Hendrix President Bill Tsutsui Says Private Education Affordable in a Roundabout Way

This story was originally published on Oct. 20, 2014, in Arkansas Business

By Arkansas Business Staff

William M. "Bill" Tsutsui was announced as president of Hendrix in November and assumed office in June.

Before coming to Hendrix, where he also is a history professor, Tsutsui was dean of Dedman College of Humanities & Sciences at Southern Methodist University in Dallas from 2010 to 2014. He holds degrees from Harvard, Oxford and Princeton universities. Before joining SMU, Tsutsui spent 17 years at the University of Kansas, where he was acting director of KU’s Center for East Asian Studies and chair of the Department of History. Tsutsui is the author or editor of eight books, including "Manufacturing Ideology: Scientific Management in Twentieth-Century Japan" and "Godzilla on My Mind: Fifty Years of the King of Monsters."

The cost of higher education continues to grow, outpacing inflation. Does this pose any problems for Hendrix? If it does, what are you doing to address them?

The heritage of Hendrix is to take middle-class kids, give them an exceptional education and prepare them to be professionals (doctors, ministers, lawyers, accountants) who are leaders in their communities. We are committed to keeping Hendrix affordable for families of all means, even as the cost of the high-touch, personalized, engaged experience we offer continues to rise. We work very hard to assure prospective students and their parents, many of whom are spooked by alarmist media reports, that our financial aid packages keep Hendrix within the reach of all.

On a larger level, what’s behind the increase in costs nationally and what can be done to curb them?

Colleges face the same economic pressures as all businesses in America today: rising health care costs, stiff competition for the best personnel and proliferating government regulations. At Hendrix, with our small classes, intense student focus and beautiful campus, everything we do is labor intensive and our standards are high. Like all businesses, we are constantly striving to find creative ways to control costs while continuing to offer the finest possible service. We refuse to cut corners like many institutions have — so no giant lecture halls, impersonal online courses or armies of graduate students teaching classes at Hendrix — but that means we need to be smart about budgets and focused on efficiency.

You’ve worked in both public and private higher education. Hendrix, a private college, is comparatively expensive. What do you say to parents or students looking to maximize their return on investment to justify the higher costs?

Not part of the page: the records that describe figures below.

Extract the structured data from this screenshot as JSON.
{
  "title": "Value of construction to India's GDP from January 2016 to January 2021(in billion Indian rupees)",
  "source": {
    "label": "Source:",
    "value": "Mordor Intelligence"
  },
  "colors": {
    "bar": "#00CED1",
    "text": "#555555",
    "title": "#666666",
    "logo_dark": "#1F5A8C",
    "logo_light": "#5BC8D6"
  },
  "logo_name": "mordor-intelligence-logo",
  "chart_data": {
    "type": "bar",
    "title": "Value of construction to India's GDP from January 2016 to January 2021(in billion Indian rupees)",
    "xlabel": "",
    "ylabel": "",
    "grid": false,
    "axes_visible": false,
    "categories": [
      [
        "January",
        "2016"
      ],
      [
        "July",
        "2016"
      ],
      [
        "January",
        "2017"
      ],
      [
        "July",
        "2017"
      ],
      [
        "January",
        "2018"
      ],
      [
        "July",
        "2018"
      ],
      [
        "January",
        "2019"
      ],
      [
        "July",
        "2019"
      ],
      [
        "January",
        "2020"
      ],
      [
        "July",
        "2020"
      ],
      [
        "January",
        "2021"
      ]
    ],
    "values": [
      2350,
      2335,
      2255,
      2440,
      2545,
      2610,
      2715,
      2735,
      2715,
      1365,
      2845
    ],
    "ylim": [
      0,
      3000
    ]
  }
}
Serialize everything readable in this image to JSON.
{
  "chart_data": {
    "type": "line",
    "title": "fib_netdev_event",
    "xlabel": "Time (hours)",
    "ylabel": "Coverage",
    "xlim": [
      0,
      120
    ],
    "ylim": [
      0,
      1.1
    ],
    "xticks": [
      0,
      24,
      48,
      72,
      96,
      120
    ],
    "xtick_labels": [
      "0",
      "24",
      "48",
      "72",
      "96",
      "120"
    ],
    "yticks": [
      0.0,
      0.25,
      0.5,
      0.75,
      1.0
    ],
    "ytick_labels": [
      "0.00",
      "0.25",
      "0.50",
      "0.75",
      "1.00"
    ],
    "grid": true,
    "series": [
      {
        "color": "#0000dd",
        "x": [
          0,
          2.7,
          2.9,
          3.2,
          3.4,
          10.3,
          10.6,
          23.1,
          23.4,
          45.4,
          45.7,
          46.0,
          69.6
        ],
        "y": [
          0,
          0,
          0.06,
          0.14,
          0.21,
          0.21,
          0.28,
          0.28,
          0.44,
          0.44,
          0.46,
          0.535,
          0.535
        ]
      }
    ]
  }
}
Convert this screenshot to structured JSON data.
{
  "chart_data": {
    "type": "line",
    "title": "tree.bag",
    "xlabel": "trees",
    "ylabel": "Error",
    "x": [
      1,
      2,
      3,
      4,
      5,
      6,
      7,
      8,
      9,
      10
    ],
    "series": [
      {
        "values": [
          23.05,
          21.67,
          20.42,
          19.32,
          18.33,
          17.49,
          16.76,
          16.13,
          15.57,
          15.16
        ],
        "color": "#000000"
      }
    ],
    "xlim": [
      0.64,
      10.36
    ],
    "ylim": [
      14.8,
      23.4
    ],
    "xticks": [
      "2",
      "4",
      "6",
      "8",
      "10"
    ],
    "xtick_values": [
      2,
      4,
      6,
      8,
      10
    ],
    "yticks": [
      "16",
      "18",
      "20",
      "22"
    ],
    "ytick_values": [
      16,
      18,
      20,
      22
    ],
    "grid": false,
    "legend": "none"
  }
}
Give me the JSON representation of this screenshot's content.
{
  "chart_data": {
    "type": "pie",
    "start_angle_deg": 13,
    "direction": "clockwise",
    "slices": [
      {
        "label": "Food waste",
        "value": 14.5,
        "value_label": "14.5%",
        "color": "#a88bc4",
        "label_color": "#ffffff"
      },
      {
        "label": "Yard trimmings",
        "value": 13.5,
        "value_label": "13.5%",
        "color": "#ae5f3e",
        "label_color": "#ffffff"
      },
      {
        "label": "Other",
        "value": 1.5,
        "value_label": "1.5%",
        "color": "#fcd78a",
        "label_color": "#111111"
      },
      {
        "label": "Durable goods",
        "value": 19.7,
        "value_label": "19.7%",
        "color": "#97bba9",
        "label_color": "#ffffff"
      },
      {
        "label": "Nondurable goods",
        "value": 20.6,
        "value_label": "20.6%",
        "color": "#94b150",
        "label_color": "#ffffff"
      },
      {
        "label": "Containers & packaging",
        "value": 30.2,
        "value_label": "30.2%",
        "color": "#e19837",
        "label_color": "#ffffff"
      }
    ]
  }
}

Although the sticker price at Hendrix may seem relatively high, 100 percent of our students receive financial aid, and many pay no more to attend Hendrix than they would a comparably high-ranked public institution. This is reflected in the moderate debt burdens carried by Hendrix graduates: Only 43 percent had any debt whatsoever compared with 70 percent of college grads nationwide and even lower than the Arkansas average. The average indebtedness of Hendrix grads is also well below the national and statewide benchmarks. Hendrix also has the highest retention and four-year graduation rates in Arkansas: This means students move through their undergraduate educations faster and go on to advanced training or employment even sooner.

You’ve said that you want to raise the national profile of Hendrix College. How will you do that?

Top liberal arts colleges like Hendrix have traditionally been reluctant about tooting their own horns. We’ve got to stop being so shy, as we have so much to be proud of. So my first initiative as president was to engage the Richards Group of Dallas, which represents firms like Home Depot and Chick-fil-A, to conduct a comprehensive brand study for Hendrix. We need to define our identity, refine our messaging and communicate our distinctiveness more effectively.